The Goodman Gallery

No Romance

17 Feb - 02 Apr 2011

© Ghada Amer
100 Words of Love, 2010
Epoxy resin and acrylic
170.5 x 182.9x 172.1 cm
NO ROMANCE
Ghada Amer, Reza Farkhondeh & Collaborative Work /
17 February - 02 April, 2011

Goodman Gallery Johannesburg is pleased to present No Romance, a three person-exhibition featuring individual works by Ghada Amer, Reza Farkhondeh and collaborative work by the two artists.
Ghada Amer and Reza Farkhondeh met in art school in Nice in 1988. They both moved to New York in 1996 where they established studios in Harlem. The collaborative works between Amer and Farkhondeh started by accident in the early 2000s. “I began to paint on canvasses that Ghada was preparing for her work,” explained Farkhondeh in an interview with Martine Antle in the catalogue for The Gardens Next Door at Galeria Filomena Soares in Lisbon, 2010. “I would apply acrylic paint using masking tape.
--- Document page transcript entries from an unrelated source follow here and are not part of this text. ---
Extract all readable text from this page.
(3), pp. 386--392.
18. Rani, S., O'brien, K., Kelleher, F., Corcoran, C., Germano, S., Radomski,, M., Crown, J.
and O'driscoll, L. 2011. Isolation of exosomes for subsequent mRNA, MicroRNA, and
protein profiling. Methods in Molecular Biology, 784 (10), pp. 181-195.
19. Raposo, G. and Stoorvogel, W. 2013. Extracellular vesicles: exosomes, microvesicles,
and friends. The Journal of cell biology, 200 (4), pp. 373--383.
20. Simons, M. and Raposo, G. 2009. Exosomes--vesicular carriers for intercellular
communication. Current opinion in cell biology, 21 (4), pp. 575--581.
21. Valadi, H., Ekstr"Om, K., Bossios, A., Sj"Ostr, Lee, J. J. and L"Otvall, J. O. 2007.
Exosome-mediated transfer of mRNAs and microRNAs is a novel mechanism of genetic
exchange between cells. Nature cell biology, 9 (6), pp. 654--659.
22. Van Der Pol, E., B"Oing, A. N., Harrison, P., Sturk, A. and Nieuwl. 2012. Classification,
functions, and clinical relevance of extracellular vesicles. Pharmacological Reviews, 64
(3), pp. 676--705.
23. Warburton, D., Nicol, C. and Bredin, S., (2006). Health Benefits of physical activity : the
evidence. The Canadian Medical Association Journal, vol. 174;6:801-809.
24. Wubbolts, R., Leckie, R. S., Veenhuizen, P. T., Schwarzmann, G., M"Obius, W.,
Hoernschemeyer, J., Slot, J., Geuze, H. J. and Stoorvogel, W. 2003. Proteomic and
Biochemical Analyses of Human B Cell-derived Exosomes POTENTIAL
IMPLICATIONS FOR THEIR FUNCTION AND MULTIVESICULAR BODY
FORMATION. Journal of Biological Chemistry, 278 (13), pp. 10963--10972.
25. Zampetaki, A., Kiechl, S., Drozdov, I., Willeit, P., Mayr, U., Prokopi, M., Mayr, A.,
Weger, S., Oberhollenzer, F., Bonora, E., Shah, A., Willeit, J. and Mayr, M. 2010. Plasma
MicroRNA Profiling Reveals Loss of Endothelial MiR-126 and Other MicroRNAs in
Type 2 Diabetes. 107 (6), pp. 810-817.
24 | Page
That was the beginning of new experimentation and of new discoveries... A little later I began to [make] watercolours and this time Ghada intervened on them... And gradually we created together a body of works on paper... One of the secrets is coming to appreciate sharing territory without destroying harmony and not thinking of establishing one’s ego as the sole winner in the collaborative work.” Their collaborative process involves passing the drawings back and forth until each artist is creatively satisfied. The show at Goodman Gallery presents a sampling of several series that the two artists have developed since 2005, including three large new works on paper. Women and nature are the themes of their collaborations.
Amer was born in Cairo, Egypt. She graduated from Villa Arson in Nice, France with an MFA in painting in 1989. For over 20 years Amer has been producing works that are profoundly linked to an aesthetic language specific to women. She chooses needle and thread as her medium to question the classifications of sexuality, beauty, gender and domesticity. “What interests me,” explained Amer in the exhibition catalogue for her show in Brétigny-sur-Orge in 1994, “is the idea of a ‘model to be followed’, and in life we are confronted with these everywhere; from birth one is shown how one must live; one is educated this way, one grows up and follows the model imposed on us. All my work revolves around the idea of ‘a model’.” Amer’s individual contribution to No Romance is a new series of embroidered paintings and a sculpture: 100 words of love – an amorphous, spherical and hollow work, displaying carved out synonyms for the word ”love” in Arabic.
Farkhondeh was born in Iran and graduated with an MFA in video/short film from Villa Arson in 1991. For 20 years Farkhondeh has been developing videos, short films and paintings that deal with lyrical expression within the context of ever-changing cultural differences between Western and Middle Eastern civilisations. From 1991 to 1998, Farkhondeh focused on a series of paintings he calls “99 cents” objects. “The dollar store is so cheap, so real and so present that I could not resist the temptation to paint the objects within it, the discounted objects of our contemporary life,” commented Farkhondeh in the catalogue for his 2004 exhibition at La Chapelle Sainte Elizabeth. In 2001, Farkhondeh started to paint and draw landscapes experimenting with a vast range of techniques and often layering them with stripes of masking tape. These paintings, he explains, evoke “separation, uprooting, wandering, the idea of a landscape that has been cut up and then reassembled through different layers..." Farkhondeh’s individual contribution to No Romance is a new series of paintings under the title of “Broken Landscapes”. These paintings, while they examine nature as the main subject, offer a journey over poetic, social and political landscapes of our time.